The improved growth performance in calves supplemented with Bio-Mos® can be attributed to enhanced gut health and digestive function, as well as overall well-being of the calf, as the supplementation provides no nutritional supplementation to the diet. Enteric diseases are most prevalent in pre-weaned calves and disease is often accompanied by suppressed appetite of both milk and grain resulting in reduced growth rates [12]. Several studies included in this paper noted an improved grain intake in Bio-Mos®-supplemented calves and an improved feed efficiency [5,10,13,14] (Table 3). The improved daily gain may be partly attributed to an increased nutrient intake and partly to an improved feed efficiency.

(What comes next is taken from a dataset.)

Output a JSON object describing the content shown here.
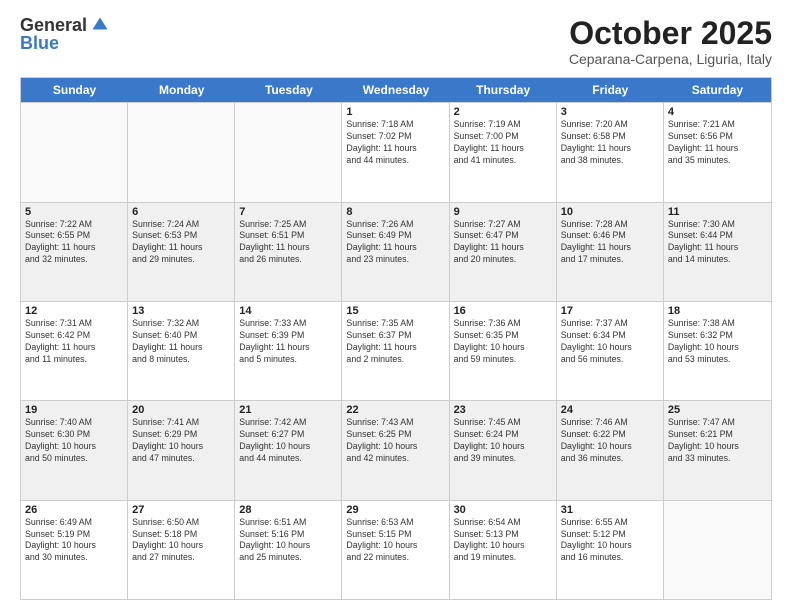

The long-term improved performance in heifers with improved pre-weaning growth would be equivalent to 100 kg more milk in the first lactation and generates additional return on investment for the Bio-Mos®, including reduced treatment costs [2].

Model Milk type Number studies Diff in means S.E. Lower limit Higher limit Z-value P-value
Fixed All 23 0,061 0,007 0,000 0,048 0,07 <0,01
Random All 23 0,064 0,009 0,000 0,047 0,08 <0,01
Random MR 13 0,055 0,014 0,000 0,027 0,08 <0,01
Random Milk 8 0,071 0,015 0,000 0,042 0,10 <0,01
Random WM-MR 2 0,068 0,016 0,000 0,037 0,10 <0,01

Table 3: Meta-analysis overall fixed and random models, and feed stratified random models of effect of Bio-Mos®-supplementation to pre-weaned calves on average daily gain


This meta-analysis consisting of 23 studies including 454 Bio- Mos® -supplemented calves and 446 control calves indicates that the inclusion of Bio-Mos® at levels of 2 to 10 g per calf per day in the milk or milk-replacer feed significantly improves average daily gain in pre-weaned calves by an estimated 64 g. This increased ADG in Bio-Mos® -supplemented calves would correspond to an improved return for the producer through enhanced productivity.


This meta-analysis and paper has been financially supported by Alltech Ltd and Berge Veterinary Consulting BVBA. The author has no conflict of interest.